The first method is lazy. Make an array of sequences. Now link each element of heap to an element of this array. So every element of heap contains an additional information that is index in array. For each sequence you know whether it ended or not. For maximum element of heap you know whether its sequence ended or not. If it ended then remove maximum. And repeat as many times as needed. When corresponding sequence of maximum is not finished then this is actual maximum. If heap becomes empty then there are no coins. For the case of negative value coins you may add a counter of non-empty lanes. Increase it at every begin of sequence and decrease at every end of sequence. (Don't forget to initialize with zero!) If maximum is negative and this counter is less then $k$ take 0ドル$ as current coin value. Note that processing an event now takes amortized $\mathrm O(\log n)$, not guaranteed, because maximum may be deleted many times between two events. However it doesn't change the total time of $\mathrm O(n \log n)$, because every sequence brings to the heap one insert and one delete only.
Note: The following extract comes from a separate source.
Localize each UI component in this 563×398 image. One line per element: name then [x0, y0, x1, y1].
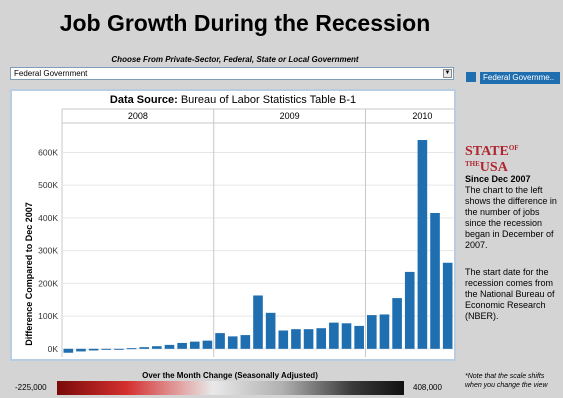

The second method is instant. Like in the first option make array of sequences and link every element of heap to this array. But let also every element of array contain an additional information that is index of corresponding element in heap (or invalid value if such element doesn't exist). And now every bubble-up in heap updates this additional information in the array too. Then you can delete arbitrary element from heap using bubble-down, swap with the last element, pop back and bubble-up for the previously last element.